New finance, investments avenues for private sector
Finance Minister Winston Jordan on Thursday signs the agreement with OFID Director-General Suleiman J. Al-Herbish in Vienna, Austria
Finance Minister Winston Jordan on Thursday signs the agreement with OFID Director-General Suleiman J. Al-Herbish in Vienna, Austria

THE local private sector is set to benefit from new avenues for finance and investments with the signing of the Agreement for Encouragement and Protection of Investment with the OPEC Fund for International Development (OFID).
Finance Minister Winston Jordan on Thursday signed the agreement in Vienna, Austria, with OFID Director-General Suleiman J. Al-Herbish.

According to a release, it is the first such agreement with a multilateral partner and sets in train a framework for the start of private sector operations in Guyana.
OFID’s private sector facility supports the private sector in developing countries through loans to micro, small and medium–enterprises, as well as directly to specific projects.
As a pre-condition to such private sector investments, OFID requires the signature of a framework agreement with the country concerned for the encouragement and protection of investment.

The agreement accords OFID the same privileges as those normally granted to international development institutions.
The signing of this agreement comes at a time when a number of other initiatives are being implemented by government to help drive private sector growth.
These include the design of a fiscal regime and a fiscal sustainability framework to address the management of natural resources wealth, development of a local content policy and the development of a time-lined work-plan on what the private sector needs to do to prepare for oil and thereafter.

Additionally, building on the wide-ranging concessions granted by the previous government, the APNU+AFC coalition has introduced several legislative and operational changes in support of the manufacturing industry, which include the importation of raw materials free of excise tax, waivers on duty and taxes for items that are not listed on the approved list of raw materials once applications are made to the Council for Trade and Economic Development (COTED), initiatives by the GRA to reduce processing time, the introduction of the ‘Trusted Trader Status’ to compliant importers, including manufacturers, the implementation of one-year tax exemption letters to manufacturers, and the reduction of the corporate tax rate paid by the manufacturing sector from 30 per cent to 27.5 per cent.

More recently, the government announced the first round table meeting with the GMSA scheduled for July 28th.
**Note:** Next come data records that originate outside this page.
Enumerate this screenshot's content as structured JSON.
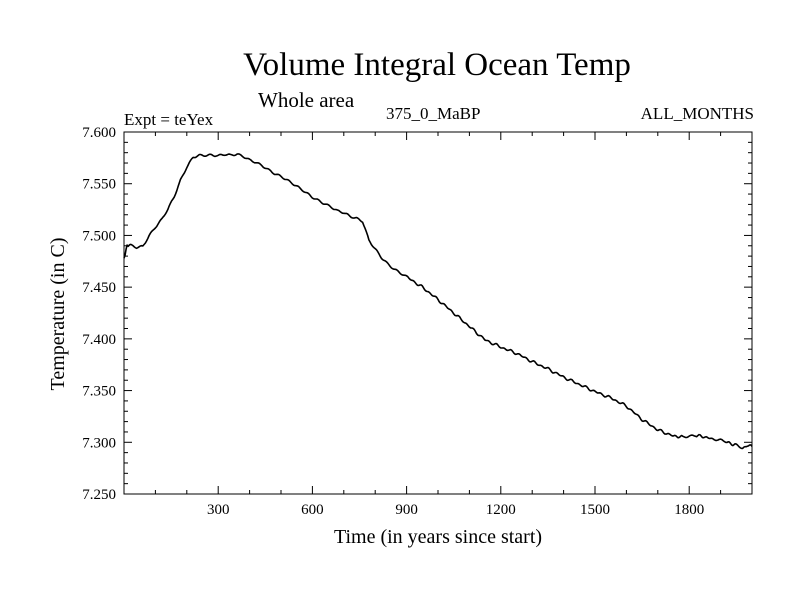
{
  "chart_data": {
    "type": "line",
    "title": "Volume Integral Ocean Temp",
    "subtitle": "Whole area",
    "experiment_label": "Expt = teYex",
    "period_label": "375_0_MaBP",
    "months_label": "ALL_MONTHS",
    "xlabel": "Time (in years since start)",
    "ylabel": "Temperature (in C)",
    "xlim": [
      0,
      2000
    ],
    "ylim": [
      7.25,
      7.6
    ],
    "x_ticks": [
      300,
      600,
      900,
      1200,
      1500,
      1800
    ],
    "y_ticks": [
      "7.250",
      "7.300",
      "7.350",
      "7.400",
      "7.450",
      "7.500",
      "7.550",
      "7.600"
    ],
    "grid": false,
    "series": [
      {
        "name": "Volume Integral Ocean Temp",
        "x": [
          0,
          10,
          20,
          40,
          60,
          80,
          100,
          120,
          140,
          160,
          180,
          200,
          220,
          240,
          260,
          280,
          300,
          320,
          340,
          360,
          380,
          400,
          420,
          440,
          460,
          480,
          500,
          520,
          540,
          560,
          580,
          600,
          620,
          640,
          660,
          680,
          700,
          720,
          740,
          760,
          780,
          800,
          820,
          840,
          860,
          880,
          900,
          950,
          1000,
          1050,
          1100,
          1150,
          1200,
          1250,
          1300,
          1350,
          1400,
          1450,
          1500,
          1550,
          1600,
          1650,
          1700,
          1750,
          1780,
          1800,
          1820,
          1850,
          1880,
          1900,
          1920,
          1950,
          1970,
          1985,
          2000
        ],
        "y": [
          7.478,
          7.49,
          7.491,
          7.489,
          7.49,
          7.5,
          7.508,
          7.515,
          7.525,
          7.537,
          7.553,
          7.566,
          7.576,
          7.578,
          7.578,
          7.578,
          7.577,
          7.578,
          7.577,
          7.578,
          7.576,
          7.573,
          7.571,
          7.568,
          7.564,
          7.56,
          7.557,
          7.553,
          7.549,
          7.545,
          7.541,
          7.537,
          7.534,
          7.531,
          7.528,
          7.524,
          7.522,
          7.518,
          7.516,
          7.513,
          7.495,
          7.487,
          7.479,
          7.473,
          7.468,
          7.464,
          7.46,
          7.45,
          7.438,
          7.425,
          7.412,
          7.399,
          7.392,
          7.386,
          7.378,
          7.371,
          7.363,
          7.356,
          7.349,
          7.343,
          7.335,
          7.322,
          7.312,
          7.306,
          7.305,
          7.306,
          7.307,
          7.305,
          7.303,
          7.302,
          7.3,
          7.297,
          7.294,
          7.297,
          7.296
        ],
        "color": "#000000"
      }
    ]
  }
}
This round table meeting aims for a more structured dialogue and effective engagement with key players in the sector.
OFID is the inter-governmental development finance institution established in 1976 by the member states of the Organisation of Petroleum Exporting Countries (OPEC) and is bounded in ‘the natural solidarity which unites OPEC countries with other developing countries in their struggle to overcome underdevelopment.’

OFID has 13 member countries: Algeria, Ecuador, Gabon, Indonesia, Iran, Iraq, Nigeria, Libya, Kuwait, Qatar, Saudi Arabia, and United Arab Emirates and Venezuela.
Resources for the fund come from voluntary contributions made by members and its various operations.

Between 1976 to present, OFID has committed more than US$55 million to Guyana through its public sector operations. Much of this amount was provided as debt relief—some within the framework of the Enhanced Heavily Indebted Poor Countries Initiative—while more than US$29 million was earmarked for Guyana’s energy, agriculture and financial sectors.